I readily admit that certain (many? most?) nuclear deterrence practices can be understood as threats – Russia’s recent ‘warnings’ to countries like Norway and Denmark certainly look like threats from Oslo and Copenhagen – but the overlap between the concepts of ‘threat’ and ‘deterrence’ is not perfect. First and rather obviously, one may threaten but fail to deter (see: the immediate run-up to almost all wars ever). Second and more importantly, it is possible to practice deterrence without issuing a ‘threat’ as that word is commonly understood. Israel, for example, practices nuclear deterrence without even having officially admitted to possessing nuclear weapons.

If I am correct that the practice of nuclear deterrence only requires the faintest ‘possibility’ of use – not an active ‘threat’ – a ban against ‘threat of use’ of nuclear weapons clearly would not ban nuclear deterrence in all its forms. Rather, what one would have to target to eliminate any scope for lawful deterrence would be the ‘possibility’ of use. And a ‘possibility of use’, I would argue, can only be prohibited by banning ‘possession’. Add to that a ban on ‘assistance, encouragement, and inducement’ of prohibited acts, and you have effectively prohibited both ‘individual’ and ‘extended’ nuclear deterrence. After all, you cannot lawfully threaten to use a weapon you are not allowed to possess. And you cannot subscribe to the policy of extended nuclear deterrence if you are not allowed to encourage your friends to possess (or use, or acquire, or transfer, or station etc.) nuclear weapons. This point could be made even clearer through the inclusion in the prohibition convention of an article obligating  parties to actively promote the convention’s letter and spirit. The draft convention’s preamble could also be buttressed with a sentence or two making clear that signing on to the agreement constitutes a disavowal of the possession and use of nuclear weapons by any actor, under any circumstances.

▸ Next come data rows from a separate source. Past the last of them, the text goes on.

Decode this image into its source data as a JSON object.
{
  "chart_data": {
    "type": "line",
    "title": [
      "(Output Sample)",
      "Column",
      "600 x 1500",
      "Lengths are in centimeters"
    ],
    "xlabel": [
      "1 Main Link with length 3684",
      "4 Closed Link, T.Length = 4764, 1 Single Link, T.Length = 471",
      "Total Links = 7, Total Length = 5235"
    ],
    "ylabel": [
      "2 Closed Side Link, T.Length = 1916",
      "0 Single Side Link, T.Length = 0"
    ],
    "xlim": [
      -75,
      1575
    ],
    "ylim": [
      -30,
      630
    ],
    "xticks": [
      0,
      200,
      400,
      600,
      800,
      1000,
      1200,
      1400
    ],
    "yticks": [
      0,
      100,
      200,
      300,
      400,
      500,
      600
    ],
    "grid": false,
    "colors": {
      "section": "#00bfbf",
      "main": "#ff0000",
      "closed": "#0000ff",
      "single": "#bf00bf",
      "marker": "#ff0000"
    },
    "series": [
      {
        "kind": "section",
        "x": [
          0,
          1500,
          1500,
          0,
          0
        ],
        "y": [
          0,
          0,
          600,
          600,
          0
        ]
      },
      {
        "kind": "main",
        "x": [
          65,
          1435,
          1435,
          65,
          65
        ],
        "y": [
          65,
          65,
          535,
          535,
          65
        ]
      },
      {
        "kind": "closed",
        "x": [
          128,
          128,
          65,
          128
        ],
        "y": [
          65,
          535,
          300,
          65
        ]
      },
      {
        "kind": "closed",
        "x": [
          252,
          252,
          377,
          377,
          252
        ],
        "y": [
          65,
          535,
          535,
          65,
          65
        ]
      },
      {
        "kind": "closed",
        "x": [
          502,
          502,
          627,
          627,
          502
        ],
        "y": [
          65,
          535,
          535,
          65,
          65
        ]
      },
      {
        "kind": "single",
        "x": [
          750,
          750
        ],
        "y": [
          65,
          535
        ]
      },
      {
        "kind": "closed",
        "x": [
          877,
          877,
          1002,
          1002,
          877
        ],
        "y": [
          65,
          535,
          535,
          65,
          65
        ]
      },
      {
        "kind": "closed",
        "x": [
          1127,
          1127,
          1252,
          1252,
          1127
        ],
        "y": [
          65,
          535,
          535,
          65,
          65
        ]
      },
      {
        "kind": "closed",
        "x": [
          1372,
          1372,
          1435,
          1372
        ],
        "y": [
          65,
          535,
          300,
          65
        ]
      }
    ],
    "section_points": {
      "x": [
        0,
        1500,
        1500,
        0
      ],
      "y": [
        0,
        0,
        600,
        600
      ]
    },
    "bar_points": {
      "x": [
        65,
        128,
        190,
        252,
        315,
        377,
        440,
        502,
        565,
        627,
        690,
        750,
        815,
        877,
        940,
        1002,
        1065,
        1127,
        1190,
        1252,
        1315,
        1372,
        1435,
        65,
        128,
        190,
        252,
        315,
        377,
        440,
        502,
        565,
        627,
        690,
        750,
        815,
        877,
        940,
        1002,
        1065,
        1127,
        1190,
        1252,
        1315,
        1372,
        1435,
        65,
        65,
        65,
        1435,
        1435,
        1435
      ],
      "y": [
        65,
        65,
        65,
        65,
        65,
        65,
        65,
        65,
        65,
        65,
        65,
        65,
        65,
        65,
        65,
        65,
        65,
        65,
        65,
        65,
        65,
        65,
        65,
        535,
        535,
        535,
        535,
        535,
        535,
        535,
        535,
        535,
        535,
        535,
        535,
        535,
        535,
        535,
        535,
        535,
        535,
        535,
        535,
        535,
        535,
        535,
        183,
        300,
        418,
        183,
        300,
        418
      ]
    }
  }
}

For states that do not possess nuclear weapons but are engaged in military alliances that include one or more states that do possess such weapons, signing a convention like or similar to the present draft would constitute a withdrawal from the alliance’s ‘nuclear umbrella’, but not from its broader ‘security umbrella’. A state like Australia, for example, could sign the ban treaty and continue its security cooperation with the United States on the understanding that the latter would never use or retain nuclear weapons in Australia’s name.